Nahavandian, 849 A.2d at 1231. The pathologist had testified that “it is very rare to find heroin in anyone who has died as the result of a heroin overdose, because it is broken down so quickly in the body. But the morphine has what we call a much longer half life in the system. And in testing the morphine levels, which is what is usually detected in cases of heroin overdose.” Id. The court concluded that

[t]he fact that morphine is typically found in cases of a heroin overdose, combined with the fact that Dunkleberger purchased heroin from appellant for Moyer and the fact that Daniel Merrill testified that he injected Moyer with the heroin, could lead a reasonable fact finder to conclude that Moyer died as the result of a heroin overdose. We therefore believe that appellant’s conviction was not against the weight of the evidence.

Id.

We disagree with Defendant’s interpretation of the statute defining this offense. Defendant provides no legal authority for his proposition that heroin must have been the sole cause of Rivera’s death and we find the statutory language to be clear and unambiguous. The statute contains no requirement that the controlled substance provided by a defendant be the sole factor in causing the recipient’s death in order for the provider of the controlled substance to be found guilty of Death by Drug Delivery.
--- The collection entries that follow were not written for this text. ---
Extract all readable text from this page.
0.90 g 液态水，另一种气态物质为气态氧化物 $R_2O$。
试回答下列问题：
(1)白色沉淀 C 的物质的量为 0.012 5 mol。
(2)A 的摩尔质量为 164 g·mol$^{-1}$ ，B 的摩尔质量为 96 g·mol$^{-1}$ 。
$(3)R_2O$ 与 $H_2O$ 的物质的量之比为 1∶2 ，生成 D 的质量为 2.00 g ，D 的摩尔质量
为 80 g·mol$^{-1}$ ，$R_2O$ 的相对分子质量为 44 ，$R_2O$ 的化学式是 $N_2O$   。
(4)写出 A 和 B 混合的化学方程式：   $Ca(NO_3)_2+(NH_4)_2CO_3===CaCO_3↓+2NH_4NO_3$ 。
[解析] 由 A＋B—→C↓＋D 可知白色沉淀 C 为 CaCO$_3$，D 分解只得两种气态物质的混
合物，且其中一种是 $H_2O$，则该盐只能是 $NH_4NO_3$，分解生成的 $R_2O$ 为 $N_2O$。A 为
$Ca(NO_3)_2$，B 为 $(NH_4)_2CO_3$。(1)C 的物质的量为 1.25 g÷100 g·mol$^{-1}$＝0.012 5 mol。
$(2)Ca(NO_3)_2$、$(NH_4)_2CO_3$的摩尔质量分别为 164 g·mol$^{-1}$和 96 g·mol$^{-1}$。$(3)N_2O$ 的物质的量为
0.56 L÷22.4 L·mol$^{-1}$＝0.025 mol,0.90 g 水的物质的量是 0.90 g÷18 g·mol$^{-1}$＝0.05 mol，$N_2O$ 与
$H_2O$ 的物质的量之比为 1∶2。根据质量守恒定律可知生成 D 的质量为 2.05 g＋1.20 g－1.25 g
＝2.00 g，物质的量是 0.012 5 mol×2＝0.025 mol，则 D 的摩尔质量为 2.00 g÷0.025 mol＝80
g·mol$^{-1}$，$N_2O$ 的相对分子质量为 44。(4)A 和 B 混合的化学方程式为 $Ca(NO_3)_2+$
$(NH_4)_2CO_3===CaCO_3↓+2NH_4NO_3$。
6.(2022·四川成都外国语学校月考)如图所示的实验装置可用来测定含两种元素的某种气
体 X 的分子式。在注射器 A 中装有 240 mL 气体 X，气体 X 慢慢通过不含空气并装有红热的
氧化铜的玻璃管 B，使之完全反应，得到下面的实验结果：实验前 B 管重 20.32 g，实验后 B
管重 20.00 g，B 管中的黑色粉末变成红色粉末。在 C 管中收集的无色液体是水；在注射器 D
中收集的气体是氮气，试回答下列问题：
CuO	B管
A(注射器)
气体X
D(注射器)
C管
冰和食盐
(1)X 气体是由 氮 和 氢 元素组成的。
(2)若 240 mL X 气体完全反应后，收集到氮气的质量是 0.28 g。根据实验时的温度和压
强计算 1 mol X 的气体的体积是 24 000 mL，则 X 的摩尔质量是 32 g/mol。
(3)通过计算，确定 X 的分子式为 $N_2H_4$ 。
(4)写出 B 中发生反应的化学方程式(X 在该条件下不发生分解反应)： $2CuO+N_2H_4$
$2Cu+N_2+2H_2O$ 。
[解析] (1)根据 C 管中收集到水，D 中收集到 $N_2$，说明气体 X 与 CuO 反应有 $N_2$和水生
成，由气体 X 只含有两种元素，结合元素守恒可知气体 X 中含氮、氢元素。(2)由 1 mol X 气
Here, Sell testified that Rivera would not have died due to the alcohol and/or cocaine in his body, and that heroin was what put him over the edge. She opined that the heroin was the most lethal substance in Rivera’s system and that if it had not been for the heroin, Rivera would not have died. We believe the Commonwealth established a prima facie case that Rivera died “as a result” of his ingestion of the heroin with this testimony. As was the case in Nahavandian, it does not matter that Rivera’s cause of death is attributed to a mixture of substances. It was the heroin that caused Rivera’s death and that is all that is required by the statutory definition. This testimony, if found credible by the finder of fact, was sufficient to establish a prima facie case.
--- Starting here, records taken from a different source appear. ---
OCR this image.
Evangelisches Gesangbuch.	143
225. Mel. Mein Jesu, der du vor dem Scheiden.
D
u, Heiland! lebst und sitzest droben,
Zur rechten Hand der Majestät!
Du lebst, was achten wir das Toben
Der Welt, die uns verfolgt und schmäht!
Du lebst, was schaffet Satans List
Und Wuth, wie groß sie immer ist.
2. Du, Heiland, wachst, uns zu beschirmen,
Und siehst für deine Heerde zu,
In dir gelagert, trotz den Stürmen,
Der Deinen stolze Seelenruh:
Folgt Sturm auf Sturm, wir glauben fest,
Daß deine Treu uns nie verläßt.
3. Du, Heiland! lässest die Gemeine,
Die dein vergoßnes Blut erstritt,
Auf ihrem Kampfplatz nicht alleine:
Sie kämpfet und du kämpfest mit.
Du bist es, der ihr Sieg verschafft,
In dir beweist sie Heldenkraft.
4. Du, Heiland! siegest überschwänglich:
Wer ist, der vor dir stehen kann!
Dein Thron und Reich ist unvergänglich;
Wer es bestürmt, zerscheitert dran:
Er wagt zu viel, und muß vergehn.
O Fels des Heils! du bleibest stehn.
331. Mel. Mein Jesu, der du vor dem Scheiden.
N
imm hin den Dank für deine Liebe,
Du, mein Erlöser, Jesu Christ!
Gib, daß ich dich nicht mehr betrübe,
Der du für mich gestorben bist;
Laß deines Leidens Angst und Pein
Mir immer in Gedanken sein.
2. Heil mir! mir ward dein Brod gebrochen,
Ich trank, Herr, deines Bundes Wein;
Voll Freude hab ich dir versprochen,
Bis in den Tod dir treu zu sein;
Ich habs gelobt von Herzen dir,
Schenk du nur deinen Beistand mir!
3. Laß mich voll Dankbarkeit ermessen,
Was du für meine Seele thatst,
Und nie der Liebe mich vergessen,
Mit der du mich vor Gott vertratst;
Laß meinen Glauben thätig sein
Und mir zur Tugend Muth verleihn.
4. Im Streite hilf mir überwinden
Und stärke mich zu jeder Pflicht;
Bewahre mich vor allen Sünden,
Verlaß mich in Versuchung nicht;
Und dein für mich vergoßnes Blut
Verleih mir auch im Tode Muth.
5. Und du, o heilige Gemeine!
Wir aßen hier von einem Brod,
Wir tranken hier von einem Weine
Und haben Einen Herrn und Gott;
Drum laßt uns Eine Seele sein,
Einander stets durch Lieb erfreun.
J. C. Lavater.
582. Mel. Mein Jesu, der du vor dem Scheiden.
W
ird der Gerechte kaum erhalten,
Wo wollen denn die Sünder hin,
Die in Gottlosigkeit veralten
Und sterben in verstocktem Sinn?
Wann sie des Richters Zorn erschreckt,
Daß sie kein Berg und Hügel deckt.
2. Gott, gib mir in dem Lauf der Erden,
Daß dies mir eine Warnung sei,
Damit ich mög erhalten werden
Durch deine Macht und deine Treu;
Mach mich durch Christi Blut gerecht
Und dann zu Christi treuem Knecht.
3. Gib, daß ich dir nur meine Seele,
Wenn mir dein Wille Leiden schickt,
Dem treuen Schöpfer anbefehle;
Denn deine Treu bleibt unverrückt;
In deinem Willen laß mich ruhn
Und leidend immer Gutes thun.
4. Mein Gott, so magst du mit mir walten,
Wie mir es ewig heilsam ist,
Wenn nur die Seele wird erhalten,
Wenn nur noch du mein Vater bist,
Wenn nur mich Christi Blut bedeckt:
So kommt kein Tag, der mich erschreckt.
We will defer decision on Defendant’s request for a jury instruction on the crime of Involuntary Manslaughter, 18 Pa.C.S.A. §2504, pending consideration of the testimony adduced at the trial of this matter.

We will enter an Order denying Defendant’s Pre-Trial Motion and direct him to appear for the next Call of the List.

1) At the hearing, defense counsel indicated that Defendant is not challenging the fact that Rivera ingested heroin prior to his death and that the heroin came from Defendant for purposes of this Motion only.